Home to 1.76 million Jews, New York is the epicenter of Jewish life in the United States. As families around the world gathered earlier this week to celebrate Rosh Hashanah – the Jewish New Year – The Workmen’s Circle, a social justice organization focused on a progressive Jewish identity, held a celebration of a different type.

The organization has been in existence since the 1900s and is the nation’s major non-university Yiddish educator, according to Eva Zasloff, who sits on the board of directors. Originally, their shul – or school – taught immigrant Ashkenazi Jews who came from Eastern Europe and wanted to continue their cultural traditions, said Zasloff.

True to the Workmen’s Circle focus on the teaching of Yiddish, the Rosh Hashanah celebration kicked off with upbeat singing of traditional Yiddish songs. “We stand here, as family and friends of the Workmen’s Circle community, to deepen our self-reflection about the meaning of the New Year,” said Judy Bro, the lead speaker of the service and a teacher at Workmen’s Circle’s shul.

“Two million people around the world speak Yiddish…but there used to be eight million people who spoke Yiddish before the Holocaust,” Bro said. She expressed concern that the thousand-year-old language is not widely taught and is fading away. “Most of our great songs, poetry, plays, books are written in Yiddish. If people lose their language, they lose their culture and then they lose themselves,” she said.

Bro led the service in self-reflection, giving people the opportunity to look back on the past year. Instead of the traditional tossing of bread into a body of water to atone for their misdeeds, she invited the audience to “throw away” their failings by writing down what they would like to get rid of on a piece of paper. The papers were then collected and tossed into a bowl of water.

Later in the service, attendees acknowledged sins such as “ignoring the poor and homeless people” and “closing our hearts and our neighborhoods to people of other backgrounds and races.”

Bro told the families gathered about the new Yiddish-language version of the musical “Fiddler on the Roof,” which recounts the story of a Jewish family in Imperial Russia. She explained how Tevye, the main character, and his Jewish community faced anti-semitism and changing traditions while still holding onto their basic Jewish values. “We can’t compare our situation today in the United States with the anti-semitism that Tevye and the town faced back in Russia. However the threat of a growing American anti-semitism cannot be ignored,” she said.

But Bro added that Jews are not the only targets of discrimination. “That should make us just as vigilant for others, who like us, have faced centuries of prejudice and violence and continue to face it…people of color, LGBTQ, women,” she said.

She also expressed that, although today’s American Jews don’t have to flee their homes due to anti-semitism, their history of being expelled from numerous countries should lead them to be compassionate toward refugees. Workmen’s Circle frequently partners with HIAS, a Jewish-American nonprofit organization that provides assistance to refugees, because Jews were once [people] in a strange land too, Bro explained.

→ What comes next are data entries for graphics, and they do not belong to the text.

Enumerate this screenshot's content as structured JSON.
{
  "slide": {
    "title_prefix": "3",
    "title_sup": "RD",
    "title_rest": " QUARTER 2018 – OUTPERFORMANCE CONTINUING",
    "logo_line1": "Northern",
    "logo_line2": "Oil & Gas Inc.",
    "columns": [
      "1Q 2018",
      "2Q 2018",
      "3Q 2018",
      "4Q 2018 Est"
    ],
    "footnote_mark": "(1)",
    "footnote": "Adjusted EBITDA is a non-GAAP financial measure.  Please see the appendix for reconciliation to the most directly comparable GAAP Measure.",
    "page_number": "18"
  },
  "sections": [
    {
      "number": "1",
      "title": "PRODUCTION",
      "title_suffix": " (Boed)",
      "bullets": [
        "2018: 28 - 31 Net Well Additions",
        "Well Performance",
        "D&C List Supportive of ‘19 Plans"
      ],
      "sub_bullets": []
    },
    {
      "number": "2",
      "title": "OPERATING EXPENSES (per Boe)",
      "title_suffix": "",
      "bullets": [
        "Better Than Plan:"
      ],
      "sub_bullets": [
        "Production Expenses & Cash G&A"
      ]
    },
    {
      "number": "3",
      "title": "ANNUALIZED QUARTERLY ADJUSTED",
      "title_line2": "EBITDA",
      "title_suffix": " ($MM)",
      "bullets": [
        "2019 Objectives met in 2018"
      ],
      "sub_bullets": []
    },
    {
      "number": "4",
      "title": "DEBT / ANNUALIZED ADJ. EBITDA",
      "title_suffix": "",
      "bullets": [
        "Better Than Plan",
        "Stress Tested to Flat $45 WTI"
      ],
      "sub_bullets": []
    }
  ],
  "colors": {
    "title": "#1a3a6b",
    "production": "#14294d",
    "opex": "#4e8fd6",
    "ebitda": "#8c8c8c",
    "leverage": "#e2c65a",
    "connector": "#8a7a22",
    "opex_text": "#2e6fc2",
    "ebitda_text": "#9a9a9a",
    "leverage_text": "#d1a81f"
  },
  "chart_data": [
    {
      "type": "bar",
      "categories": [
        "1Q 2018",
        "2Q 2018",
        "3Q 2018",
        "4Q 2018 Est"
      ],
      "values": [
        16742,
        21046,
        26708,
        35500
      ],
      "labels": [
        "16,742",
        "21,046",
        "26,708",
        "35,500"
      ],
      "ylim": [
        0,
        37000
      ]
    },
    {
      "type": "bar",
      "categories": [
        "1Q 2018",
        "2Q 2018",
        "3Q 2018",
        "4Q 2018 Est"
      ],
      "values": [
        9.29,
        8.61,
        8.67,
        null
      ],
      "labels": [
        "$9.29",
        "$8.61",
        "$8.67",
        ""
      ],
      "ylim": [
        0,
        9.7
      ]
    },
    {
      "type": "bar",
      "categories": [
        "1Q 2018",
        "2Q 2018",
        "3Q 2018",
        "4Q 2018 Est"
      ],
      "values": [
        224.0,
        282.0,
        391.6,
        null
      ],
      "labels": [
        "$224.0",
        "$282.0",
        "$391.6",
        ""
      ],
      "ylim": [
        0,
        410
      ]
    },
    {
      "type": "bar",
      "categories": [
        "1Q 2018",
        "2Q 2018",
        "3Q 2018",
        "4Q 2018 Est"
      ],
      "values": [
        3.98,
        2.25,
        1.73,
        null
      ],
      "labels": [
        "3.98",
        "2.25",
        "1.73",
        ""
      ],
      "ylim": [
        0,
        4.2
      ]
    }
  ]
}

“Around the world, people are being persecuted because they are different and…the doors to freedom for those who are being persecuted and are seeking refuge are bolted shut here and abroad,” said Bernice Siegal, a speaker at the service and also a member of The Workmen’s Circle board of directors. “It was not so long ago that the doors to safety and freedom were closed to Jews fleeing from the horrors of the Holocaust.” Siegal encouraged the crowd to join hands with each other and rally against hate and oppression.

“In the last 20 years, The Workmen’s Circle has had a resurgence and redefinition with not only Yiddish and cultural livelihood, but also social justice and connections with issues around economic justice and racial justice,” said Zasloff.

Bro said one of The Workmen’s Circle’s recent social justice causes was fighting for the $15 per hour minimum wage in New York. The initiative was passed and has resulted in similar efforts nationwide and on the national level. The group also pushed for all residents of New York to have the right to a driver’s license, regardless of immigration status, so that they can get to work.

“Part of [these efforts] is helping support low-income people and people of color who are going to be discriminated against if those things are not passed,” said Bro.

The Rosh Hashanah celebration concluded as it began, with traditional Yiddish singing and music. “May we see the day when war and bloodshed cease, when great and wondrous peace embraces the world,” the families in the service said in unison.